La Palabra de Dios enseña que toda celebración que realiza el hijo de Dios debe estar dirigida al Todopoderoso

El carnaval es una fiesta pagana que se celebra en el mes de febrero, con particularidades propias de cada país. Se realiza antes de la cuaresma cristiana católica (miércoles de ceniza). 

Estas fiestas se caracterizan por el libertinaje, permisividad y descontrol tanto en la comida, bebida y vestimenta. Los cantos y danzas exaltan al hombre, al sexo, al pecado y a la libertad para realizar cualquier acto con el fin de aumentar el placer carnal.

En su forma original, ésta era una fiesta con sentido más religioso y de sano esparcimiento, pero con el correr del tiempo se fue distorsionando hasta llegar a su forma actual.

El origen de esta fiesta se remonta a Sumeria y Egipto, hace 5.000 años. Fue transmitida a otras culturas a lo largo del tiempo, luego al Imperio Romano y desde allí a toda Europa. Los navegantes españoles y portugueses de finales del siglo XV llevaron la costumbre a América.

Aunque la Iglesia no lo admite como celebración de tono religioso, el carnaval está asociado con los países de tradición católica, y en menor medida con los cristianos ortodoxos orientales; las culturas protestantes tienen tradiciones modificadas.

El término carnaval deriva del latín vulgar carnem-levare, que significa “abandonar la carne”. Otra etimología que se maneja deriva de la palabra latina carne-vale, que significa “adiós a la carne”. Este término tiene relación con la cuaresma católica, la cual prescribía que el pueblo debía abandonar todo placer de la carne antes de entrar en esta celebración religiosa. 

¿Qué dice la Palabra de Dios respecto a estas fiestas? 

¿Debe el hijo de Dios participar de estos festejos? ¿Debemos condenar a los que se involucran activamente en estas celebraciones? 

La Palabra de Dios enseña que toda celebración que realiza el hijo de Dios debe estar dirigida al Todopoderoso, al creador de los cielos y la tierra, al Padre de las luces.

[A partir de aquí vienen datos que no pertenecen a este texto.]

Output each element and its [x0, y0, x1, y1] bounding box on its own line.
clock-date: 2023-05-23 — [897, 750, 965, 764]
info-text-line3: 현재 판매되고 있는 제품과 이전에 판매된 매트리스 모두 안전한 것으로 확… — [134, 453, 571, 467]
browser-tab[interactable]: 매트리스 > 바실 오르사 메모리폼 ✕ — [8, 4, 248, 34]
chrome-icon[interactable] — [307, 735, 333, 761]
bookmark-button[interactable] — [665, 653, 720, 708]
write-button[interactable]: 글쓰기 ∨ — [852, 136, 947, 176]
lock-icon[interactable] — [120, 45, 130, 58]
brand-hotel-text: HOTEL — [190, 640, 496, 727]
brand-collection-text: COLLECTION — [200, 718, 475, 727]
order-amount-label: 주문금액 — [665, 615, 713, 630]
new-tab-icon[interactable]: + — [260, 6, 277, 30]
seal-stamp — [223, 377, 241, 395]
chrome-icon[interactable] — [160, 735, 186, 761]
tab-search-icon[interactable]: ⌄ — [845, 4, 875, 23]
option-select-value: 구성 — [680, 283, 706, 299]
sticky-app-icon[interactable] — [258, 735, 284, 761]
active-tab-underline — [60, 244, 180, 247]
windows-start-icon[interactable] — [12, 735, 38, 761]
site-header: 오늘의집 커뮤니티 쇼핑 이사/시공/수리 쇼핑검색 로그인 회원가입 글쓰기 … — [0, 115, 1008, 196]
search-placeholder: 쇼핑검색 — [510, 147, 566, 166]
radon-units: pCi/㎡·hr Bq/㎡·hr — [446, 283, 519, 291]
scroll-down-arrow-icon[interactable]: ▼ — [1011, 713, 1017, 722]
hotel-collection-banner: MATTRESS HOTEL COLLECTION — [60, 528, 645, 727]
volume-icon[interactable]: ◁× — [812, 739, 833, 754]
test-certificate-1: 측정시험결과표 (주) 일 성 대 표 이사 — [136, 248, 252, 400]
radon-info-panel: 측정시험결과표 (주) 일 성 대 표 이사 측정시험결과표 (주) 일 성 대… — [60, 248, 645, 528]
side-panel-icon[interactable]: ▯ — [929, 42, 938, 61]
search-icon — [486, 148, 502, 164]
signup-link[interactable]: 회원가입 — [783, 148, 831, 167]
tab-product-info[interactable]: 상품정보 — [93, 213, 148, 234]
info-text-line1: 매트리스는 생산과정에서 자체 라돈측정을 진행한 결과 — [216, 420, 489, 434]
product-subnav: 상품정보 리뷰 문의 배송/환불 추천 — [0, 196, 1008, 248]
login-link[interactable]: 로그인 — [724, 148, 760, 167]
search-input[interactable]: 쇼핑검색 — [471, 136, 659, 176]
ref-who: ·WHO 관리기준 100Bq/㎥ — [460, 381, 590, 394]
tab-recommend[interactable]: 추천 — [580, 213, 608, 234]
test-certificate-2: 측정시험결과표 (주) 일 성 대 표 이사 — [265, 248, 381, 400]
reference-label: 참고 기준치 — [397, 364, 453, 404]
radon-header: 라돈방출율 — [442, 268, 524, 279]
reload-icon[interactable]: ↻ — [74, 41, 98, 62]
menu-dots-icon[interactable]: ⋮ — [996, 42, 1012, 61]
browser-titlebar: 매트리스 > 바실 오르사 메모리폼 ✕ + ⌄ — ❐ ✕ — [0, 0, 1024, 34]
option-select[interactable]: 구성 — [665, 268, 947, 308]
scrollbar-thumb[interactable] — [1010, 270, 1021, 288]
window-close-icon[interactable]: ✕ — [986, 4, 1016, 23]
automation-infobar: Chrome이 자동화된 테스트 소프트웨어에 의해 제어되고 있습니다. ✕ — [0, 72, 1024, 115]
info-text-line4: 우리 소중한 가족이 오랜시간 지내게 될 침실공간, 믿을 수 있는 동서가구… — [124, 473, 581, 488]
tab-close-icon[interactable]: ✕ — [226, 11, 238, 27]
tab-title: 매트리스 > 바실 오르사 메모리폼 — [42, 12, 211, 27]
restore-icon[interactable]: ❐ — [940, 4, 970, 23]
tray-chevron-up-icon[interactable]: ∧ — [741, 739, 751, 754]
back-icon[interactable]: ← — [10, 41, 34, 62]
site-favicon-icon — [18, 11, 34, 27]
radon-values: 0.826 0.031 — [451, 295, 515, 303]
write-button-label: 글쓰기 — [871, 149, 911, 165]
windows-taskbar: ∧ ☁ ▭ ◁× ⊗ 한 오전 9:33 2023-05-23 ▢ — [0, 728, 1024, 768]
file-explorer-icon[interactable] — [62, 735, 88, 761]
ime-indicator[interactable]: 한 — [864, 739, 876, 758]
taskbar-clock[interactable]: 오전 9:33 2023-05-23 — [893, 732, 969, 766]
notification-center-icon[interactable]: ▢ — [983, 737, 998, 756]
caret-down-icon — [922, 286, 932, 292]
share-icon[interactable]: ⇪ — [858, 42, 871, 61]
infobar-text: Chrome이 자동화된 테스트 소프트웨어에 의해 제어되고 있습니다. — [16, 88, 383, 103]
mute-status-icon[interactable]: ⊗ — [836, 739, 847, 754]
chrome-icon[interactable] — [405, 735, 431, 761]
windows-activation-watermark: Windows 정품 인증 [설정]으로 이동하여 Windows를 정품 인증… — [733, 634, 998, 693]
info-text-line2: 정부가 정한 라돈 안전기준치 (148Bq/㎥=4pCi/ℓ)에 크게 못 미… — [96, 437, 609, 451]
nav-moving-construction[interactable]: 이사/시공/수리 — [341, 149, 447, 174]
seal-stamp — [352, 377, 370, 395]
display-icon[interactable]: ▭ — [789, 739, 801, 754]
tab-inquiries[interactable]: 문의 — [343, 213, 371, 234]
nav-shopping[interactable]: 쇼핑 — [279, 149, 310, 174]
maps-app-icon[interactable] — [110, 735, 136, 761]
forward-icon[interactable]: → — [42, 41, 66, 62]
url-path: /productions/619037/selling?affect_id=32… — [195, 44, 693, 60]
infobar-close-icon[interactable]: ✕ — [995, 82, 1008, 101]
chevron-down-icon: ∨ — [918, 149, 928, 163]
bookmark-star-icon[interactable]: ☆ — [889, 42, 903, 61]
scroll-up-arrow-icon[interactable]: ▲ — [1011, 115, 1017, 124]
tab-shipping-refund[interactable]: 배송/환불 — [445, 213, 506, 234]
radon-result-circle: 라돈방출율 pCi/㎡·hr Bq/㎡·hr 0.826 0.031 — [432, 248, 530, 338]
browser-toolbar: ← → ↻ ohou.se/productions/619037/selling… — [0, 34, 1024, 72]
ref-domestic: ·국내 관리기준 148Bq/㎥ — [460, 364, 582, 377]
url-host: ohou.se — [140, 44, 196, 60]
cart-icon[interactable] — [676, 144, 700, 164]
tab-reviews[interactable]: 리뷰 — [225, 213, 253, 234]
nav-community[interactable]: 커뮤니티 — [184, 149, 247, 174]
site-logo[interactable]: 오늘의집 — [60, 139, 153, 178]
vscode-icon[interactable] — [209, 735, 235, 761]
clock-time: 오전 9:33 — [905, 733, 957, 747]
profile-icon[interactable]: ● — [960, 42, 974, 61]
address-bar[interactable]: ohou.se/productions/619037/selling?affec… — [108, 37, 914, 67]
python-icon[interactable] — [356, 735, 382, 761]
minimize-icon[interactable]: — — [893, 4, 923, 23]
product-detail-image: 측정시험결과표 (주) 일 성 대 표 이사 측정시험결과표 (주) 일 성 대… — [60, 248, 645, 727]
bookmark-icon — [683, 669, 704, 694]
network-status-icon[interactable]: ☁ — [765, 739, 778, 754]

Dios mandó a Moisés a quitar a su pueblo de Egipto para que le adorase en el desierto (Éxodo 5:1). 

Dios instituyó celebraciones y fiestas para que el pueblo de Israel se alegre delante de la presencia de su creador. El libro de Levítico es un manual de adoración entregado por Dios a Moisés para determinar las normas y formas de adorar al creador. El pueblo de Israel tenía la forma y razón de cómo Dios quería que sus hijos lo adorasen.

Durante su ministerio terrenal, Jesús participó de diversas fiestas, tanto las establecidas por Dios como las establecidas por el pueblo judío. Jesús fue parte de la celebración de la Pascua, la fiesta de los tabernáculos, la fiesta de los panes sin levadura, como así también del festejo de una boda. En todas estas celebraciones, Dios era el motivo principal de la alegría de los concurrentes.

El apóstol Pablo enseña en Gálatas 5:16-17 que el hijo de Dios debe andar en el Espíritu y no debe satisfacer los deseos de la carne, porque, “el deseo de la carne es contra el Espíritu, y el del Espíritu es contra la carne; y éstos se oponen entre sí, para que no hagáis lo que quisiereis”. El deseo de la carne debe morir para que la vida en el Espíritu sea el estilo de vida del hijo de Dios.

La Palabra de Dios también señala cuáles son los resultados de una vida centrada en los deseos carnales: “adulterio, fornicación, inmundicia, lascivia, idolatría, hechicerías, enemistades, pleitos, celos, iras, contiendas, disensiones, herejías, envidias, homicidios, borracheras, orgías, y cosas semejantes a estas”. Estas son acciones que comúnmente se practica en las fiestas carnestolendas.

Sin embargo, los que viven bajo la unción del Espíritu y son de Cristo crucifican la carne con sus pasiones y deseos, y viven por el Espíritu. 

El gozo, la alegría, la satisfacción, la prosperidad, la plenitud de vida se manifiesta activamente cuando el Espíritu vive en el hijo de Dios y éste permite que el Espíritu haga su obra completa.

“Y el mundo pasa, y sus deseos; pero el que hace la voluntad de Dios permanece para siempre” (1 Juan 2:17).